18.02.2006 Artikelansicht
Ausschnitt Zeitungsausschnitt
Drucken Drucken

 

Von Michael Schläger

Bielefelder
Optik

Einfach mal nachfragen


In der Frage der Stadtbezirke haben bisher nur die kleinen Ratsfraktionen, die Grünen und die Bürgergemeinschaft, sowie Oberbürgermeister Eberhard David (CDU) klar Stellung bezogen. Sie sind für eine Reduzierung der Zahl der Bezirksämter und wollen neue Formen der Verwaltungspräsenz vor Ort.
Die »Großen« üben sich noch immer in ebenso großer Rhetorik.

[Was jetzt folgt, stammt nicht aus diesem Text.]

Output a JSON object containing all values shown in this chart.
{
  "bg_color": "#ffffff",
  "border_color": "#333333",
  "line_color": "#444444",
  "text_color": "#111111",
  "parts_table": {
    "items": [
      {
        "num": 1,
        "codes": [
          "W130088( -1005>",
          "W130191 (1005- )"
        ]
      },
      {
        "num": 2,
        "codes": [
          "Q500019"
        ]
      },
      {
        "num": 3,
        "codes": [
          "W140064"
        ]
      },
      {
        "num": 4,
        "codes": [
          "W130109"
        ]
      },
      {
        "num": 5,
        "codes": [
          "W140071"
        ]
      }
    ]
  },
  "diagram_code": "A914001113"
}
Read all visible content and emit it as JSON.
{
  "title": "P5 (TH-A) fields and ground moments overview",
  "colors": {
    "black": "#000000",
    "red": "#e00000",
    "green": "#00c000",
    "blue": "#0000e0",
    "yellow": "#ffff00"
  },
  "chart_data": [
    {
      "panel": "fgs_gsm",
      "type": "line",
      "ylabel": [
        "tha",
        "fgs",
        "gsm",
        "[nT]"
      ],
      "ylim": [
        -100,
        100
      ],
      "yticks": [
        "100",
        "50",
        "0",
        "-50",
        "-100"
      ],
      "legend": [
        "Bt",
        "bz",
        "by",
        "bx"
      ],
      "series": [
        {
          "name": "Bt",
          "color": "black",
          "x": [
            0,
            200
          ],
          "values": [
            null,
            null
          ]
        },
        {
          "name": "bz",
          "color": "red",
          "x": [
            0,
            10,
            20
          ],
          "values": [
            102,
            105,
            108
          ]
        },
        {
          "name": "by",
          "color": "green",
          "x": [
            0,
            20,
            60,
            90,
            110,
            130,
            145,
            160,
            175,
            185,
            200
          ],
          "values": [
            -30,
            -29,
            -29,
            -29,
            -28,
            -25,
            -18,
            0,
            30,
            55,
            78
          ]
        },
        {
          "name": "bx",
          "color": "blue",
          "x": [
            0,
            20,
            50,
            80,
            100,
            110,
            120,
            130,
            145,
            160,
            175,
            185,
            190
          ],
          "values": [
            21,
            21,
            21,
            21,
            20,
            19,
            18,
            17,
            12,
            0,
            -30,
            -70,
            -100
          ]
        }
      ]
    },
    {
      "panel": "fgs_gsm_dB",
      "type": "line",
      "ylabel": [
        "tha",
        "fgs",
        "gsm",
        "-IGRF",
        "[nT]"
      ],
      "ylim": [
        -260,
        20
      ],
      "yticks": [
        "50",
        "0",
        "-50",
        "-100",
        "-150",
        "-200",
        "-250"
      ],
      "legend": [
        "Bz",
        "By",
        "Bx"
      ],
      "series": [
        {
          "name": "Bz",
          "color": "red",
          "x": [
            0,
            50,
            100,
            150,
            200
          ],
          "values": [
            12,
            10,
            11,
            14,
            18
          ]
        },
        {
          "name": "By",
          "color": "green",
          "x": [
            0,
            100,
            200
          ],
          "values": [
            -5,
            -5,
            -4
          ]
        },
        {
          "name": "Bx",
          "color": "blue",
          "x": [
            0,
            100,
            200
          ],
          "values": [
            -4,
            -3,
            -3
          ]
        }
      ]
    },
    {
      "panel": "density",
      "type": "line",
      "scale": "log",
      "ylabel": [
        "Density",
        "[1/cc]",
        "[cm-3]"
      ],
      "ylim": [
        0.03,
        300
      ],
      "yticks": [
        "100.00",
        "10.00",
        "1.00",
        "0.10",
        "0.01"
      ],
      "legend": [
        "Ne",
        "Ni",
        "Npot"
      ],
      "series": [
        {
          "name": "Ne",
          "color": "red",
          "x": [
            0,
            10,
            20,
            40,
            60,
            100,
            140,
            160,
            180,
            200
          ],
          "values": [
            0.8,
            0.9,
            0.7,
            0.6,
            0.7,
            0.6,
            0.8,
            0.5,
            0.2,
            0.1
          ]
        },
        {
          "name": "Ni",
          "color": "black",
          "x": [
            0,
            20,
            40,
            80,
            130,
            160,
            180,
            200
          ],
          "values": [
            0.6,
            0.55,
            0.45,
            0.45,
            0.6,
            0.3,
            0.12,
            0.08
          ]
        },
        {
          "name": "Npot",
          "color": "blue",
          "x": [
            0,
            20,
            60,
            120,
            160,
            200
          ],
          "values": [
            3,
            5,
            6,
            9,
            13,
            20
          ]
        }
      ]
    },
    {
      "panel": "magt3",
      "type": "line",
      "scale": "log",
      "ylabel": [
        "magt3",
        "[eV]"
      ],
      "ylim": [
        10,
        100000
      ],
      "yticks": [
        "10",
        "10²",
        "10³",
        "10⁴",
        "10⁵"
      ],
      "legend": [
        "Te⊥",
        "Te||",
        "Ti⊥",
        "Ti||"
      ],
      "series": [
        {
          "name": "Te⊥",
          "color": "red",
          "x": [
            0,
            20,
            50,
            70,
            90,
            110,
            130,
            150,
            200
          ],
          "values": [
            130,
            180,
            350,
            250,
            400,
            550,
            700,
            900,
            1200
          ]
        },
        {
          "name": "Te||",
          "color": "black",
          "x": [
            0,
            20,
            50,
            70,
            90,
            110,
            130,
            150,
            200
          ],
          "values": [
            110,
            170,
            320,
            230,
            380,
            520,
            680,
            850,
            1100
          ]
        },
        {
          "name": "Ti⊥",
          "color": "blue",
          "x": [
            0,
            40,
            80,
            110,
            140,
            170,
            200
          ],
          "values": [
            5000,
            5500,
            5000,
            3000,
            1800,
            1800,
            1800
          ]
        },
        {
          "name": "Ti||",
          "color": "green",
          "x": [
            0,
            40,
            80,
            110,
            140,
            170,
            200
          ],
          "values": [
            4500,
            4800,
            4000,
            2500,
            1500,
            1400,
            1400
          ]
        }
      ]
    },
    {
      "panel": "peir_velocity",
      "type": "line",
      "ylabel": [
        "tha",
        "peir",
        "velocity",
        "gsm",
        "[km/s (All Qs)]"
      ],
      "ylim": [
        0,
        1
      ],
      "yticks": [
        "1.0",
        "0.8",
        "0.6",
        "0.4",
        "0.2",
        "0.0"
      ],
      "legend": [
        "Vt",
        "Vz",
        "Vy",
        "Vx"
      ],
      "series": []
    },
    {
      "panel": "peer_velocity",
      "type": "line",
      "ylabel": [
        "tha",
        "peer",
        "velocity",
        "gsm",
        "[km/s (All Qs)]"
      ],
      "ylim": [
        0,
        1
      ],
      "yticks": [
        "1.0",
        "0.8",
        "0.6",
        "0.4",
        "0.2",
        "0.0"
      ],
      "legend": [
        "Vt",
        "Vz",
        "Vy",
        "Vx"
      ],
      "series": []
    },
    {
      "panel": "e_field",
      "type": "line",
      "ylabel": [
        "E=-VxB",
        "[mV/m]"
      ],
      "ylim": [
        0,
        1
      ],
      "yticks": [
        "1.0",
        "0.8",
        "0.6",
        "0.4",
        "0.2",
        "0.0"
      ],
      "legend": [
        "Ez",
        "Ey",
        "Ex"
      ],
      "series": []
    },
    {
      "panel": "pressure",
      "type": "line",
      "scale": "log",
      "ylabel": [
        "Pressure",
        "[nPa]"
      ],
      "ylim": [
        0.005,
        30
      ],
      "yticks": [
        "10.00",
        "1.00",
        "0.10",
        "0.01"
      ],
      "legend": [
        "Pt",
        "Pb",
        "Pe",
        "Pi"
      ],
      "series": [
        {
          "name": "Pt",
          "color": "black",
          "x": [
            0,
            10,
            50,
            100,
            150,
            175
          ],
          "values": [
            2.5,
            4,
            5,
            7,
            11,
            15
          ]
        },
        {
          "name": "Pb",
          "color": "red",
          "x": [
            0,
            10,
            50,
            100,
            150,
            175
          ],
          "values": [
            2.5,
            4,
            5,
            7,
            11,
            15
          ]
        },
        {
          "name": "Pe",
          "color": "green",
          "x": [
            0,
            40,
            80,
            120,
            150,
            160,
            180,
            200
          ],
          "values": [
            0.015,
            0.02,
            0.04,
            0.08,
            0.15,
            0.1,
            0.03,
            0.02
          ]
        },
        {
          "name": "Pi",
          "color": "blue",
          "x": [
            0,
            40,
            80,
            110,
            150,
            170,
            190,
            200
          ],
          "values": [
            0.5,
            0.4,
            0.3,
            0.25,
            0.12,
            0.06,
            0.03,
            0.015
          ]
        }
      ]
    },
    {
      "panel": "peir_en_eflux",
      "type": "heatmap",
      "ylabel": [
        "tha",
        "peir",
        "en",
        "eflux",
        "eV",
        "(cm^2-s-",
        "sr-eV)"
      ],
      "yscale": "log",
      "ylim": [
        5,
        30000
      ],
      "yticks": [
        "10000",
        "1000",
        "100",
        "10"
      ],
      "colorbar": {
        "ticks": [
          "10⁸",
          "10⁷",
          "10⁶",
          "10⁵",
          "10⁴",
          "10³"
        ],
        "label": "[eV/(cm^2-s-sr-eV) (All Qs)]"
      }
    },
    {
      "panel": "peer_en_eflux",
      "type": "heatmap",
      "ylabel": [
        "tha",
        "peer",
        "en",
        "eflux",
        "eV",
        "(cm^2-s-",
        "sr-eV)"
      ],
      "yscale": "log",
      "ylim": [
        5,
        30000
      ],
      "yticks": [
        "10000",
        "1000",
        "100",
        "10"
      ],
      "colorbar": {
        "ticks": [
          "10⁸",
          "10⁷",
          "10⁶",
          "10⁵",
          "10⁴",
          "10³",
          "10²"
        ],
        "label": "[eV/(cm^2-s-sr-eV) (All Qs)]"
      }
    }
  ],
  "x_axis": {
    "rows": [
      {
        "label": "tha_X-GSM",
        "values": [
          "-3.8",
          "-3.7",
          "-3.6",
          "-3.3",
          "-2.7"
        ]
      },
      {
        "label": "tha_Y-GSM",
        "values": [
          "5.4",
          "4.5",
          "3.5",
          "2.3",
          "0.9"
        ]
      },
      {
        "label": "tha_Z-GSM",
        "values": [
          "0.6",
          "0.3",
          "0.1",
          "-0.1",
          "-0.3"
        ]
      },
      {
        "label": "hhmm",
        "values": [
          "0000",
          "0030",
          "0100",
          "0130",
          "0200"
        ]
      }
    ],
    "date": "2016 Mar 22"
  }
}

SPD-Ratsfraktionschef Peter Clausen erklärt vollmundig, wer starke Bezirksvertretungen wünsche, dürfe die Bezirksämter nicht schleifen. Die Schließung der Ämter in Dornberg und Gadderbaum jedoch trägt er mit. Auch in der CDU gibt es keine Einigkeit, wie das Beispiel Brackwede nachdrücklich zeigt, wo der Bezirksvorsteher eine gänzlich andere Position vertritt als der dortige CDU-Stadtverband.
Die frühere SPD-Oberbürgermeisterin Angelika Dopheide erlebte einen mittleren Aufstand, als die Standesämter zentralisiert werden sollten. Ihr Nachfolger David musste das gleiche jetzt schon mehrfach erfahren, wenn er eigene Vorschläge zur Neuausrichtung unterbreitete.
Dabei spiegeln die Diskussionsverläufe längst nicht mehr den Sachstand wider. Ein Beispiel: 60 Prozent der Kursteilnehmer der Volkshochschule melden sich inzwischen online oder per Telefon an. Da darf man in der Tat darüber nachdenken, ob der VHS-Sachbearbeiter im Bezirksamt sinnvoll ist.
Mehrere Jahre währt inzwischen die Debatte, wie viele Stadtbezirke Bielefeld tatsächlich benötigt und wie groß das Angebot der Verwaltung »in der Fläche« sein sollte. Ebenso lange ist diese Debatte aber im wesentlichen von Funktionsträgern geführt worden, allen voran von den Bezirksvertretern und den Ratsmitgliedern.
Ein realistisches Meinungsbild derjenigen, die tatsächlich betroffen sind, der Bürger eben, existiert nicht. Darum ein Vorschlag zur Güte: Warum fragt man sie nicht einfach?
Jährlich gibt die Stadt Bielefeld einen deutlich sechsstelligen Betrag für Gutachten aller Art aus. Warum sollte da nicht auch ein Sümmchen für eine repräsentative Umfrage unter den Bielefeldern drin sein, wie viel »Amt« und »Politik« sie in ihren Stadtteil benötigen oder wünschen? Die Meinungsforschung ist bestimmt in der Lage, ein Ergebnis, aufgeschlüsselt nach Altersgruppe, Wohnort oder nach was auch immer, vorzulegen. Und viele wüssten in der langwierigen Debatte vielleicht zum ersten Mal, worum es tatsächlich geht.